First, I want to welcome to the forum and you truly have found a healing place with people who talk your language regarding severe prolonged abuse. Now, please @OneToughCookie I don't understand your question? Or maybe I do and I'm only a tab bit more inquisitive here...for to my knowledge and someone please correct me if I've missed something as I am trying to go through the healing process myself...I didn't know I could reverse the extremely near deadly effects of severe prolonged abuse simply be trying to learn how to be excessively nice to myself? What? And for that matter I also did not know that prolonged complex post-traumatic stress disorder (my diagnosis) could be reversed using any type of therapeutic methodology...that it's treatable but not curable...that's what I've been taught and also I believe.

Reversing the messages...I don't know about reversing them??? However, most members here in forum are learning every day by using many various proven effective methods how not to allow the negative messages to run our lives, and there are amazing coping skills, and various therapy modalities being utilized. However, I wonder do you have a therapist? And if so, what does your therapist say to your question about how to reverse(?) and heal from the devastating abuse you've evidently endured and survived to tell in here? So glad you found us. As @ladee says: gentle hugs if you accept. (hugs)
 
Thankfully, my boyfriend is amazing and treats me wonderfully. Still, on my bad days I can be really mean to myself and hate myself. I've been with him a year, and have only just begun internalizing the messages. I think my beliefs would change much more quickly if I weren't undoing his positive messages with negative ones. I have often basic difficulty being nice to myself internally, so I'm just trying to figure out how to do that.

I don't mean reverse in that sense. Right now, my mind is still sustaining negative attacks and after-effects of abuse. Yesterday I was just diagnosed with a new autoimmune disorder. It's like my body understands that I've been rejected and rejects me itself. My belief is that if I am very kind to myself, that will yield a protective measure and slow and/or lessen the progress of the effects, just as social support does. My guess is that of two people suffering abuse, the one that is kind to themselves will be slightly less likely to get x condition later in life. They will more quickly be able to lose their negative beliefs about themselves and form positive ones, and to mitigate the effects of abuse on their life as much as possible in other ways. I don't want to merely cope with negative messages. I want to give myself so many positive messages that they become what I believe. I do have a therapist. We're working on some more pressing issues right now, which is why I asked here.
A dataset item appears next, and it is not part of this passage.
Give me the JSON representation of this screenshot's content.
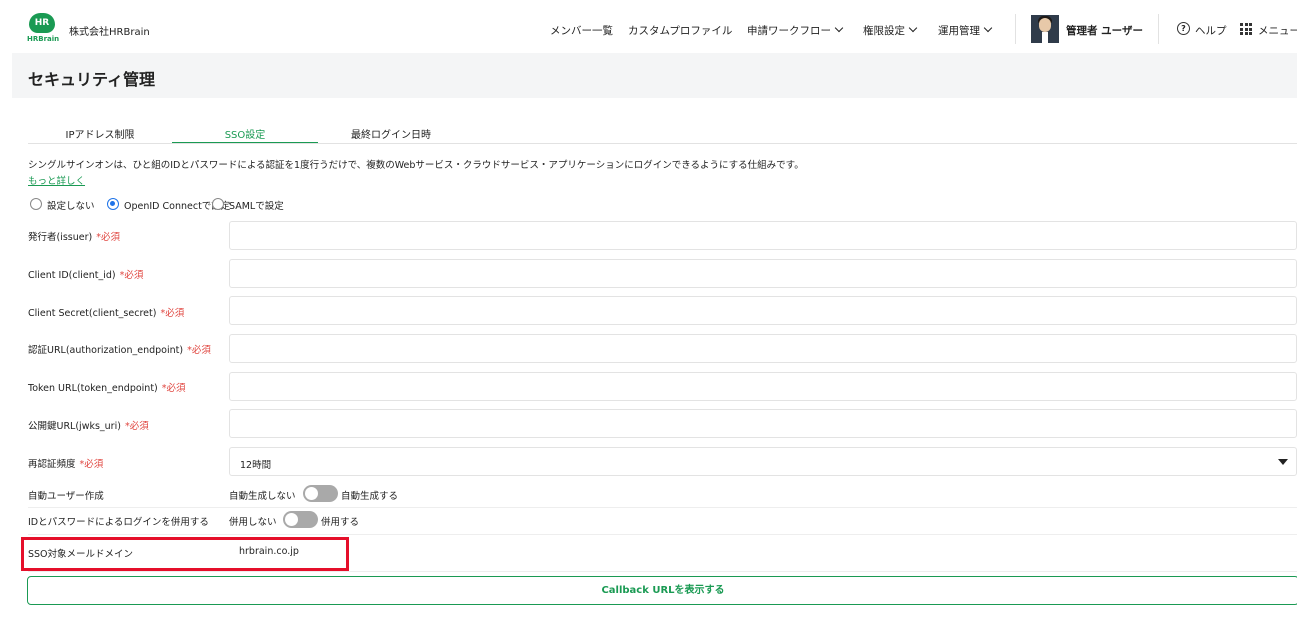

I am mindful of how I treat my body, but I am not kind to it. Right now, I have a ton of pain in my wrist, and yet am typing away, ignoring it. It doesn't seem important to me. Any idea of what might make me believe it's more important/ that I should care about my pain?
 
Any idea of what might make me believe it's more important/ that I should care about my pain?
I think it's less important that you believe, and more important that you just make different choices about your behaviors. If you habitually ignore pain, then paying attention to it is going to seem 'wrong' for awhile. Your thoughts and feelings can (and will) adjust to changes in your behavior. If you wait for it to feel right, or to believe it, then you will be waiting a long time.
 
The way I try to counter negative thoughts about myself is to concentrate on the opposite.
Often my lack of self-love is in neglect and ignoring my needs, repeatedly until I have no choice but to fix the problem coming from that. So in good times I try to recognize those needs and make fitting solution.

Like now- I need a pet, but can't have a pet- I found a cat cafe in my city where I can't hang out a bit.
Another way to self- care is learning coping skills on good days so eventually I can apply them on bad days. Like carrying an anxiety kits with me. Mp3 with music, scents I like, meds, something sweet to eat...Last one being really important as I tend to get more anxious when I'm outside and tired or hungry...Sometimes that leads to eating whatever just to calm down...But when I have already gotten something like a power bar with me, it's nice because it saves time, plus I know I've done it out of desire to self-care, which also helps in calming down.
The worst times when I have a huge PTSD-triggers-anxiety waves week, I usually recognize that I'll have less time and less energy so I take care of myself in things like perhaps taking taxi, or buying half-ready food. I don't really have beauty routine, but I recently figured out the exact issues I have and the next thing I want to do is make a morning routine that I do, and make it into a habit like making coffee, so no matter how I feel that morning I still do it.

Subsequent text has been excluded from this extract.